Enerji alanındaki yatırımlarını artırmaya devam eden Türkiye, mevzuat konusunda da gerekli adımları atıyor. Yeni düzenlemeler içeren Maden Kanunu ile Bazı Kanunlarda Değişiklik Yapılmasına Dair Kanun Teklifi, TBMM Sanayi, Ticaret, Enerji, Tabii 

Kaynaklar, Bilgi ve Teknoloji Komisyonu’nda kabul edildi. Bu kapsamda, içme-kullanma suyu temin edilen rezervuarlar ve sulak alanlar ile Kıyı Kanunu kapsamında kalan kıyı ve sahil şeritleri hariç olmak üzere denizler, baraj gölleri, suni göller ve tabii göllerin Enerji ve Tabii Kaynaklar Bakanlığınca yenilenebilir enerji kaynak alanı olarak ilan edilen alanlarında imar planı yapılmaksızın yenilenebilir enerji üretim santralleri kurulabilecek.

 

TÜRKİYE ARAŞTIRMASI

 

Türkiye’nin yüzer GES potansiyeli hakkında Güneş Enerjisi Sanayicileri ve Endüstrisi Derneği (GENSED) Genel Sekreteri Hakan Erkan açıklamalarda bulundu.
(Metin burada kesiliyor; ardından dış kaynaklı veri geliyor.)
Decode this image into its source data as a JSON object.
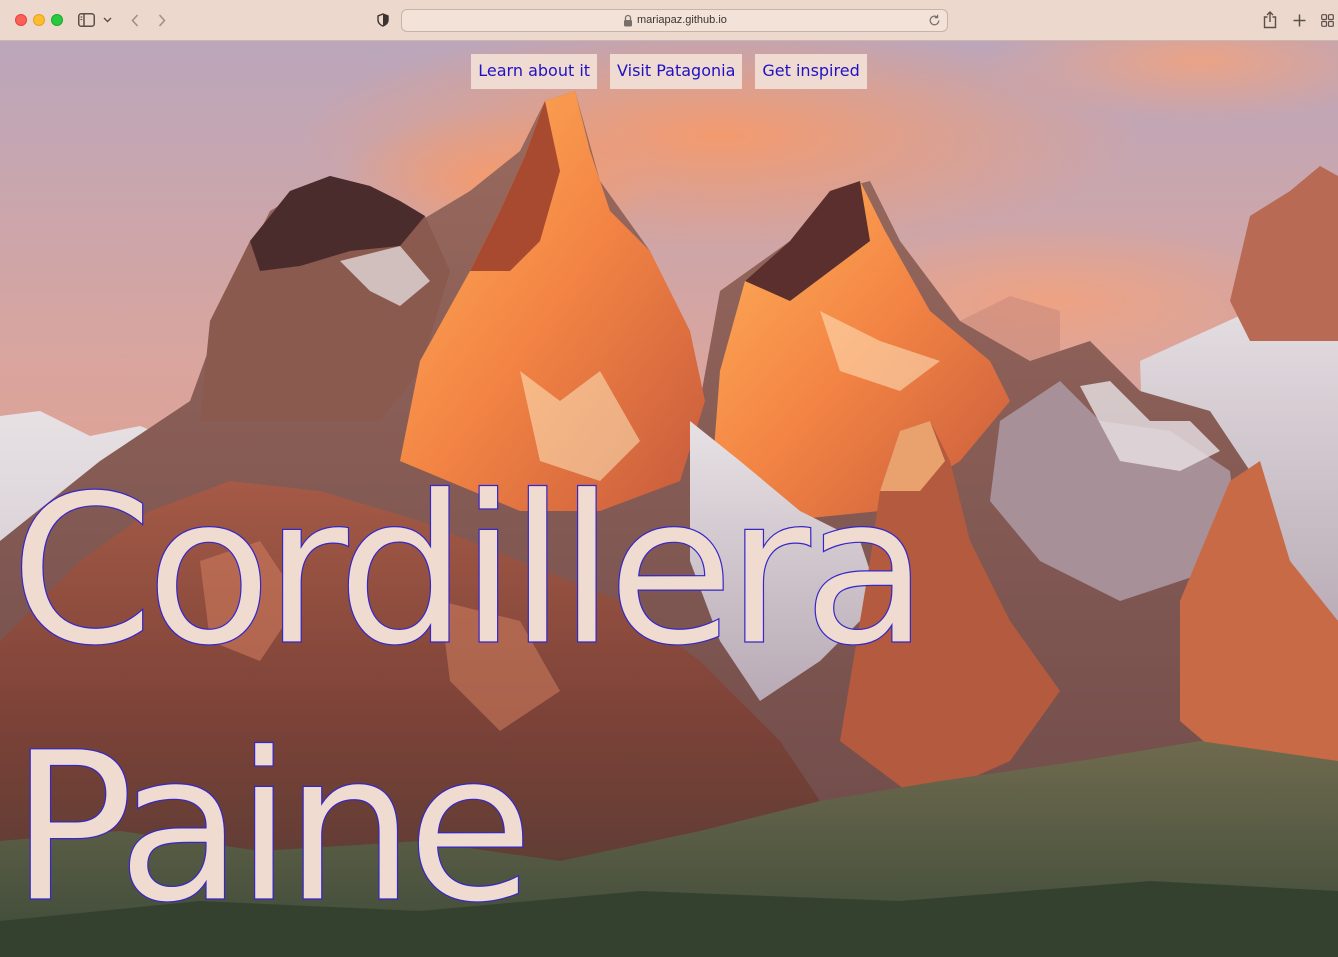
{
  "browser": {
    "address_bar": {
      "url": "mariapaz.github.io"
    }
  },
  "page": {
    "nav": {
      "links": [
        {
          "label": "Learn about it"
        },
        {
          "label": "Visit Patagonia"
        },
        {
          "label": "Get inspired"
        }
      ]
    },
    "hero": {
      "title_line_1": "Cordillera",
      "title_line_2": "Paine",
      "background": "Torres del Paine mountain peaks at sunrise"
    }
  },
  "colors": {
    "toolbar_bg": "#ecd8cc",
    "nav_button_bg": "#efdbd1",
    "link_text": "#1f12c4",
    "headline_fill": "#f0dbd0",
    "headline_outline": "#3527c8"
  },
  "icons": [
    "sidebar-icon",
    "chevron-down-icon",
    "back-arrow-icon",
    "forward-arrow-icon",
    "privacy-shield-icon",
    "lock-icon",
    "reload-icon",
    "share-icon",
    "plus-icon",
    "tab-overview-icon"
  ]
}
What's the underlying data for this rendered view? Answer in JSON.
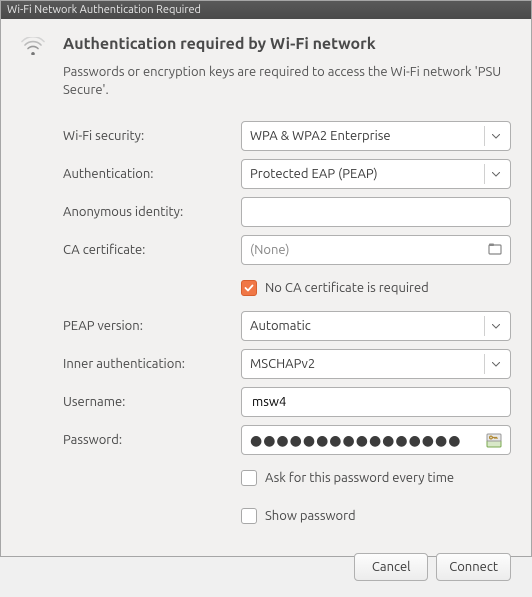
{
  "window": {
    "title": "Wi-Fi Network Authentication Required"
  },
  "header": {
    "heading": "Authentication required by Wi-Fi network",
    "subtext": "Passwords or encryption keys are required to access the Wi-Fi network 'PSU Secure'."
  },
  "labels": {
    "wifi_security": "Wi-Fi security:",
    "authentication": "Authentication:",
    "anonymous_identity": "Anonymous identity:",
    "ca_certificate": "CA certificate:",
    "peap_version": "PEAP version:",
    "inner_auth": "Inner authentication:",
    "username": "Username:",
    "password": "Password:"
  },
  "values": {
    "wifi_security": "WPA & WPA2 Enterprise",
    "authentication": "Protected EAP (PEAP)",
    "anonymous_identity": "",
    "ca_certificate": "(None)",
    "no_ca_required_checked": true,
    "peap_version": "Automatic",
    "inner_auth": "MSCHAPv2",
    "username": "msw4",
    "password_mask": "●●●●●●●●●●●●●●●●",
    "ask_every_time_checked": false,
    "show_password_checked": false
  },
  "checkboxes": {
    "no_ca_required": "No CA certificate is required",
    "ask_every_time": "Ask for this password every time",
    "show_password": "Show password"
  },
  "buttons": {
    "cancel": "Cancel",
    "connect": "Connect"
  }
}
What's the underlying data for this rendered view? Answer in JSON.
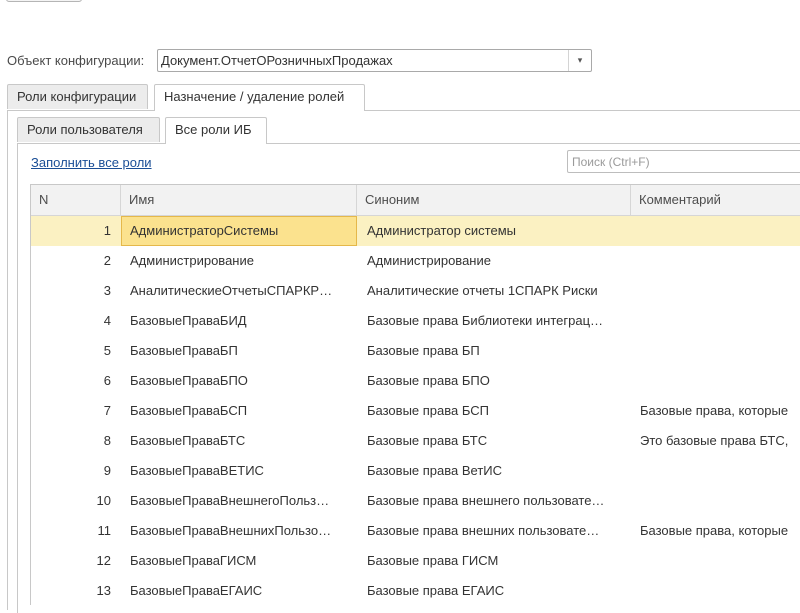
{
  "object_config": {
    "label": "Объект конфигурации:",
    "value": "Документ.ОтчетОРозничныхПродажах"
  },
  "outer_tabs": [
    {
      "label": "Роли конфигурации"
    },
    {
      "label": "Назначение / удаление ролей"
    }
  ],
  "inner_tabs": [
    {
      "label": "Роли пользователя"
    },
    {
      "label": "Все роли ИБ"
    }
  ],
  "fill_all_link": "Заполнить все роли",
  "search": {
    "placeholder": "Поиск (Ctrl+F)"
  },
  "grid": {
    "headers": {
      "n": "N",
      "name": "Имя",
      "synonym": "Синоним",
      "comment": "Комментарий"
    },
    "rows": [
      {
        "n": "1",
        "name": "АдминистраторСистемы",
        "synonym": "Администратор системы",
        "comment": ""
      },
      {
        "n": "2",
        "name": "Администрирование",
        "synonym": "Администрирование",
        "comment": ""
      },
      {
        "n": "3",
        "name": "АналитическиеОтчетыСПАРКР…",
        "synonym": "Аналитические отчеты 1СПАРК Риски",
        "comment": ""
      },
      {
        "n": "4",
        "name": "БазовыеПраваБИД",
        "synonym": "Базовые права Библиотеки интеграц…",
        "comment": ""
      },
      {
        "n": "5",
        "name": "БазовыеПраваБП",
        "synonym": "Базовые права БП",
        "comment": ""
      },
      {
        "n": "6",
        "name": "БазовыеПраваБПО",
        "synonym": "Базовые права БПО",
        "comment": ""
      },
      {
        "n": "7",
        "name": "БазовыеПраваБСП",
        "synonym": "Базовые права БСП",
        "comment": "Базовые права, которые"
      },
      {
        "n": "8",
        "name": "БазовыеПраваБТС",
        "synonym": "Базовые права БТС",
        "comment": "Это базовые права БТС,"
      },
      {
        "n": "9",
        "name": "БазовыеПраваВЕТИС",
        "synonym": "Базовые права ВетИС",
        "comment": ""
      },
      {
        "n": "10",
        "name": "БазовыеПраваВнешнегоПольз…",
        "synonym": "Базовые права внешнего пользовате…",
        "comment": ""
      },
      {
        "n": "11",
        "name": "БазовыеПраваВнешнихПользо…",
        "synonym": "Базовые права внешних пользовате…",
        "comment": "Базовые права, которые"
      },
      {
        "n": "12",
        "name": "БазовыеПраваГИСМ",
        "synonym": "Базовые права ГИСМ",
        "comment": ""
      },
      {
        "n": "13",
        "name": "БазовыеПраваЕГАИС",
        "synonym": "Базовые права ЕГАИС",
        "comment": ""
      }
    ]
  }
}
Erkan, içme suyu hariç tutularak göl, gölet ve barajların yüzde 10’unun panellerle kapatılması durumunda Türkiye’nin yüzer GES potansiyelinin yaklaşık 80 bin megavat olarak hesaplandığını söyledi. Türkiye Elektrik İletim A.Ş. (TEİAŞ) Raporuna göre, Türkiye’nin elektrikteki toplam kurulu gücü Ocak 2024’te, 107 bin 41 megavata ulaştı.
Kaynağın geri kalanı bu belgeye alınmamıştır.